Qu'est-ce qu'une organisation attend d'un cadre supérieur ? Les règles du jeu sont-elles claires ? De quelles ressources dispose-t-il en lui-même comme être humain et au dehors dans ses rôles ? Quels sont les stress qui lui sont propres ? Et s'il y avait plus de questions que de réponses, s'il n'y avait aucune recette miracle, aucune réponse tranchée ?
Diffuser les valeurs de l'entrepriseUne organisation positionne ses valeurs haut et fort sur un panneau à l'entrée principale. Mais les véhicule-t-elle lors de ses prises de décision ?
Prenons le respect. Même si l'entreprise applique une politique de respect de la dignité ou contre le harcèlement, un vice-président peut-il porter plainte pour violence psychologique et accuser son président ? Quels sont ses recours ? Affronter, démissionner, déprimer, aucun de ces choix ne mènera à une solution gagnant/gagnant. De plus, si le respect est une valeur déficiente au sommet de la hiérarchie, la peur contaminera rapidement le système de communication et de comportements à tous les niveaux de cette organisation. C'est subtil le respect… c'est dire bonjour pour vrai en regardant l'autre, croire suffisamment à la valeur de l'être humain pour réussir à faire vivre à chaque membre de son équipe le sentiment qu'il est important, s'exprimer d'une manière recevable pour l'interlocuteur, éviter le piège de prêter a priori de mauvaises intentions. Être en relation impose des limites à ne pas transgresser. Le mépris éveille la méfiance, crée une distance et provoque même l'évitement. La peur fragilise une structure organisationnelle; à vouloir se protéger, on cherche des coupables. La peur, c'est insidieux.
Au chapitre de la cohérence, le défi est permanent. Comment le directeur général d'une division peut-il conserver sa crédibilité si le siège social envoie constamment des consignes contradictoires ? Pour conséquence, même imprégnés de transparence et d'ouverture, ses messages vers les opérations ne pourront éviter l'insécurité, le doute et la démotivation.
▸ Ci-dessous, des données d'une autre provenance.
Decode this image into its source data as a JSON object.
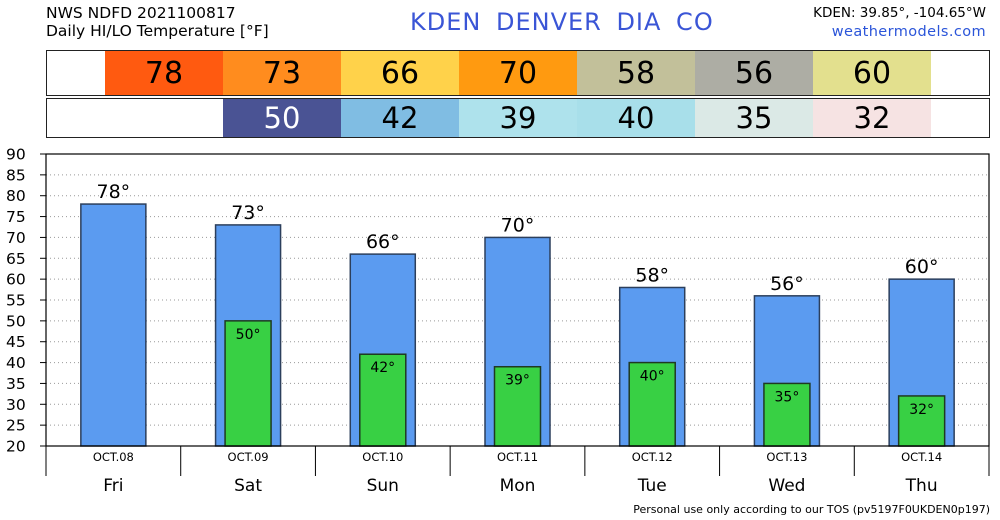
{
  "header": {
    "line1": "NWS NDFD 2021100817",
    "line2": "Daily HI/LO Temperature [°F]",
    "station": "KDEN  DENVER DIA    CO",
    "coords": "KDEN: 39.85°, -104.65°W",
    "site": "weathermodels.com"
  },
  "footer": "Personal use only according to our TOS (pv5197F0UKDEN0p197)",
  "hi_strip": [
    {
      "value": "78",
      "color": "#ff5a10"
    },
    {
      "value": "73",
      "color": "#ff8c1e"
    },
    {
      "value": "66",
      "color": "#ffd24a"
    },
    {
      "value": "70",
      "color": "#ff9a10"
    },
    {
      "value": "58",
      "color": "#c2c09a"
    },
    {
      "value": "56",
      "color": "#adada4"
    },
    {
      "value": "60",
      "color": "#e3e08e"
    }
  ],
  "lo_strip": [
    {
      "value": "",
      "color": "#ffffff"
    },
    {
      "value": "50",
      "color": "#4a5394",
      "text_color": "#ffffff"
    },
    {
      "value": "42",
      "color": "#80bde3"
    },
    {
      "value": "39",
      "color": "#aee2ec"
    },
    {
      "value": "40",
      "color": "#a8dfea"
    },
    {
      "value": "35",
      "color": "#dbe9e6"
    },
    {
      "value": "32",
      "color": "#f6e3e3"
    }
  ],
  "chart_data": {
    "type": "bar",
    "categories": [
      "Fri",
      "Sat",
      "Sun",
      "Mon",
      "Tue",
      "Wed",
      "Thu"
    ],
    "dates": [
      "OCT.08",
      "OCT.09",
      "OCT.10",
      "OCT.11",
      "OCT.12",
      "OCT.13",
      "OCT.14"
    ],
    "series": [
      {
        "values": [
          78,
          73,
          66,
          70,
          58,
          56,
          60
        ],
        "color": "#5b9bf0"
      },
      {
        "values": [
          null,
          50,
          42,
          39,
          40,
          35,
          32
        ],
        "color": "#38d044"
      }
    ],
    "yticks": [
      20,
      25,
      30,
      35,
      40,
      45,
      50,
      55,
      60,
      65,
      70,
      75,
      80,
      85,
      90
    ],
    "ylim": [
      20,
      90
    ],
    "grid": true,
    "degree_suffix": "°"
  }
}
Comment mobiliser son équipe sans avoir l'air de se dissocier de l'organisation ? De quel pouvoir dispose-t-il quand des éléments nouveaux peuvent constamment remettre en question tout processus déjà annoncé ? Garder le cap dans un environnement dont le mouvement perpétuel risque de détruire les motivations de base s'appuie sur une grande flexibilité. En effet, protéger la finalité signifie un réajustement constant des « comment ». La nécessité d'une vision articulée émerge quand il est question de cohérence. Cette dernière s'appuie sur la sécurité personnelle et son expérience s'enracine dans des habiletés interpersonnelles. Mobiliser ses employés sur des avenues claires tout en les dirigeant vers l'inconnu, avec la mission d'affermir la motivation même si le temporaire, voire l'éphémère fait loi : voilà le défi de la cohérence.
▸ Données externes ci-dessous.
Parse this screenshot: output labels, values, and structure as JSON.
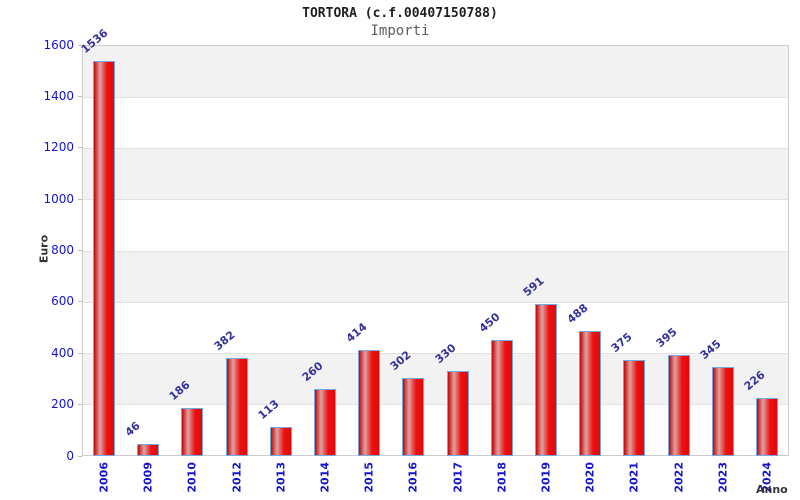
{
  "title": "TORTORA (c.f.00407150788)",
  "subtitle": "Importi",
  "chart_data": {
    "type": "bar",
    "title": "TORTORA (c.f.00407150788)",
    "subtitle": "Importi",
    "categories": [
      "2006",
      "2009",
      "2010",
      "2012",
      "2013",
      "2014",
      "2015",
      "2016",
      "2017",
      "2018",
      "2019",
      "2020",
      "2021",
      "2022",
      "2023",
      "2024"
    ],
    "values": [
      1536,
      46,
      186,
      382,
      113,
      260,
      414,
      302,
      330,
      450,
      591,
      488,
      375,
      395,
      345,
      226
    ],
    "xlabel": "Anno",
    "ylabel": "Euro",
    "ylim": [
      0,
      1600
    ],
    "ytick_step": 200,
    "grid": "alternating-horizontal-bands",
    "legend": "none",
    "bar_value_labels_shown": true
  },
  "colors": {
    "tick_label": "#1414cf",
    "value_label": "#333399",
    "bar_border": "#72a9e2",
    "bar_gradient": [
      "#c40505",
      "#dda2a2",
      "#ec1111",
      "#e30909"
    ],
    "band_fill": "#f2f2f2",
    "grid_line": "#e2e2e2",
    "plot_border": "#cccccc",
    "axis_title": "#333333",
    "title_color": "#1f1f1f",
    "subtitle_color": "#5e5e5e"
  }
}
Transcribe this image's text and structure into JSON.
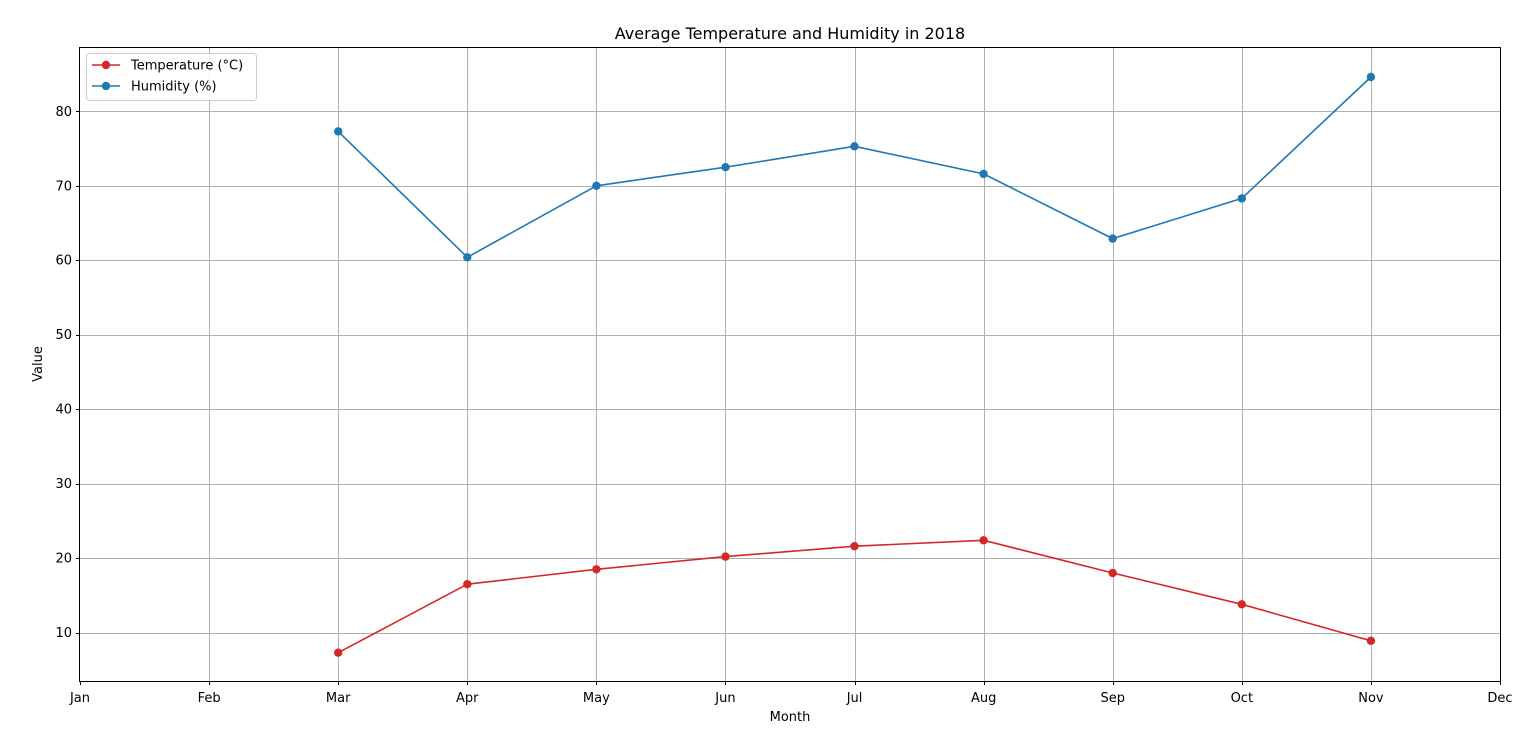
{
  "chart_data": {
    "type": "line",
    "title": "Average Temperature and Humidity in 2018",
    "xlabel": "Month",
    "ylabel": "Value",
    "categories": [
      "Jan",
      "Feb",
      "Mar",
      "Apr",
      "May",
      "Jun",
      "Jul",
      "Aug",
      "Sep",
      "Oct",
      "Nov",
      "Dec"
    ],
    "ylim": [
      3.5,
      88.5
    ],
    "yticks": [
      10,
      20,
      30,
      40,
      50,
      60,
      70,
      80
    ],
    "grid": true,
    "legend_position": "top-left",
    "series": [
      {
        "name": "Temperature (°C)",
        "color": "#d62728",
        "marker": "circle",
        "x": [
          "Mar",
          "Apr",
          "May",
          "Jun",
          "Jul",
          "Aug",
          "Sep",
          "Oct",
          "Nov"
        ],
        "values": [
          7.3,
          16.5,
          18.5,
          20.2,
          21.6,
          22.4,
          18.0,
          13.8,
          8.9
        ]
      },
      {
        "name": "Humidity (%)",
        "color": "#1f77b4",
        "marker": "circle",
        "x": [
          "Mar",
          "Apr",
          "May",
          "Jun",
          "Jul",
          "Aug",
          "Sep",
          "Oct",
          "Nov"
        ],
        "values": [
          77.3,
          60.4,
          70.0,
          72.5,
          75.3,
          71.6,
          62.9,
          68.3,
          84.6
        ]
      }
    ]
  }
}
Si un cadre supérieur semble avoir choisi de s'occuper de ses objectifs individuels, a-t-il abdiqué les responsabilités liées à son statut et en est-il conscient ? Car cette position traduit un manque d'implication et sclérose la prise de décision. Qu'est-ce qui conduit à ce retrait ? Ce cadre n'est peut-être pas dans le bon fauteuil… ou pas dans la bonne entreprise… Il est possiblement mûr pour une remise en question ou il est en situation de survie… Sans doute un peu de tout cela ! Mais comment se permettre avec élégance une réflexion sécurisante ? Comment se responsabiliser face à la gestion du pouvoir ? Tous les bons professionnels, tous les cadres intermédiaires ne deviendront pas de grands cadres supérieurs. Est-ce dévalorisant ? La hiérarchie du pouvoir est-elle un donjon où l'on doit monter inéluctablement ? La valeur personnelle est-elle reliée au statut ? Comment identifier les croyances derrière les réactions ? Le cadre supérieur peut-il remettre en question ses choix à l'abri de la une des médias ?
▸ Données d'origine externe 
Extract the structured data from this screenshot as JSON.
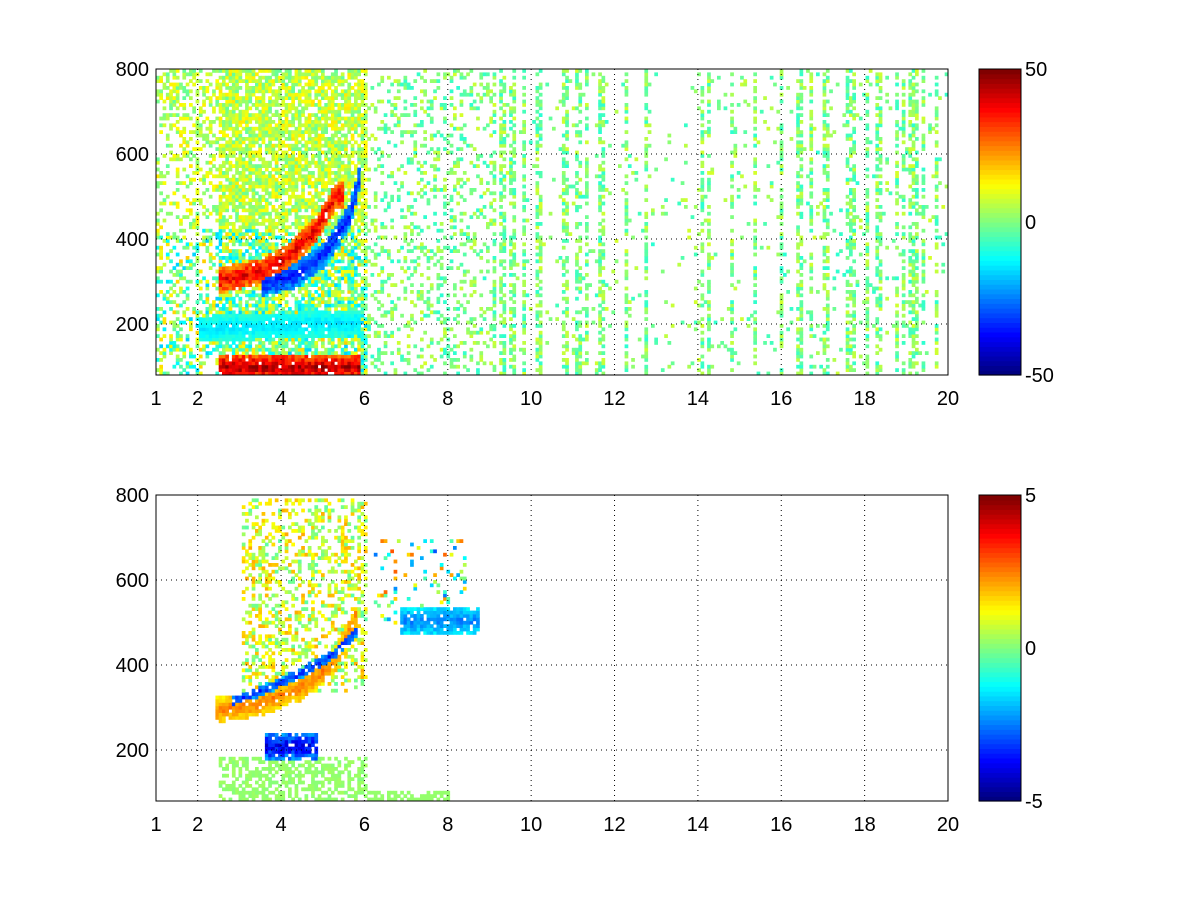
{
  "chart_data": [
    {
      "type": "heatmap",
      "panel": "top",
      "xlim": [
        1,
        20
      ],
      "ylim": [
        80,
        800
      ],
      "xticks": [
        1,
        2,
        4,
        6,
        8,
        10,
        12,
        14,
        16,
        18,
        20
      ],
      "xtick_labels": [
        "1",
        "2",
        "4",
        "6",
        "8",
        "10",
        "12",
        "14",
        "16",
        "18",
        "20"
      ],
      "yticks": [
        200,
        400,
        600,
        800
      ],
      "ytick_labels": [
        "200",
        "400",
        "600",
        "800"
      ],
      "grid": true,
      "colormap": "jet",
      "colorbar": {
        "range": [
          -50,
          50
        ],
        "tick_labels": [
          "50",
          "0",
          "-50"
        ],
        "ticks": [
          50,
          0,
          -50
        ]
      },
      "features": [
        {
          "desc": "positive ridge",
          "x_range": [
            2.5,
            5.5
          ],
          "y_path": [
            [
              2.5,
              300
            ],
            [
              3.5,
              320
            ],
            [
              4.2,
              360
            ],
            [
              4.8,
              420
            ],
            [
              5.3,
              500
            ]
          ],
          "value": 40
        },
        {
          "desc": "negative ridge",
          "x_range": [
            3.5,
            5.9
          ],
          "y_path": [
            [
              3.5,
              290
            ],
            [
              4.3,
              310
            ],
            [
              5.0,
              360
            ],
            [
              5.6,
              450
            ],
            [
              5.9,
              560
            ]
          ],
          "value": -35
        },
        {
          "desc": "strong bottom band",
          "x_range": [
            2.5,
            5.9
          ],
          "y_path": [
            [
              2.5,
              95
            ],
            [
              5.9,
              95
            ]
          ],
          "value": 45
        },
        {
          "desc": "band near 200",
          "x_range": [
            2.0,
            5.9
          ],
          "y_path": [
            [
              2.0,
              185
            ],
            [
              5.9,
              200
            ]
          ],
          "value": -15
        }
      ]
    },
    {
      "type": "heatmap",
      "panel": "bottom",
      "xlim": [
        1,
        20
      ],
      "ylim": [
        80,
        800
      ],
      "xticks": [
        1,
        2,
        4,
        6,
        8,
        10,
        12,
        14,
        16,
        18,
        20
      ],
      "xtick_labels": [
        "1",
        "2",
        "4",
        "6",
        "8",
        "10",
        "12",
        "14",
        "16",
        "18",
        "20"
      ],
      "yticks": [
        200,
        400,
        600,
        800
      ],
      "ytick_labels": [
        "200",
        "400",
        "600",
        "800"
      ],
      "grid": true,
      "colormap": "jet",
      "colorbar": {
        "range": [
          -5,
          5
        ],
        "tick_labels": [
          "5",
          "0",
          "-5"
        ],
        "ticks": [
          5,
          0,
          -5
        ]
      },
      "features": [
        {
          "desc": "negative thin ridge",
          "x_range": [
            2.8,
            5.8
          ],
          "y_path": [
            [
              2.8,
              310
            ],
            [
              3.6,
              340
            ],
            [
              4.4,
              375
            ],
            [
              5.2,
              420
            ],
            [
              5.8,
              480
            ]
          ],
          "value": -3.5
        },
        {
          "desc": "positive ridge",
          "x_range": [
            2.4,
            5.8
          ],
          "y_path": [
            [
              2.4,
              290
            ],
            [
              3.4,
              305
            ],
            [
              4.4,
              340
            ],
            [
              5.2,
              400
            ],
            [
              5.8,
              520
            ]
          ],
          "value": 2.5
        },
        {
          "desc": "negative patch",
          "x_range": [
            6.8,
            8.7
          ],
          "y_path": [
            [
              6.8,
              500
            ],
            [
              8.7,
              500
            ]
          ],
          "value": -2.5
        },
        {
          "desc": "negative band near 200",
          "x_range": [
            3.6,
            4.8
          ],
          "y_path": [
            [
              3.6,
              205
            ],
            [
              4.8,
              205
            ]
          ],
          "value": -4
        }
      ]
    }
  ]
}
Une boîte à outils enrichie…La boîte à outils d'un cadre supérieur se compose de toutes les boîtes à outils de son cheminement antérieur, et plus. Ce « plus » fait appel à l'habileté de gestion des processus. Passer de la gestion des contenus à la gestion des processus fait vivre une grande appréhension de perdre accès à toute compétence. Et ce passage n'est pas franchi par tous les appelés. Cette profonde sécurité intérieure qui conduit à s'entourer de gens forts représente une des différences majeures permettant de reconnaître les grands gestionnaires. C'est l'assurance de pouvoir faire grandir les membres de son équipe et d'en sortir soi-même grandi. D'aucuns sont menacés par la force de leurs adjoints et appliquent leur énergie à les rabaisser. Avoir confiance en soi, est-ce que ça s'apprend ? Comment le cadre supérieur sait-il ce qui le rend anxieux (pas matériellement, mais émotionnellement) ?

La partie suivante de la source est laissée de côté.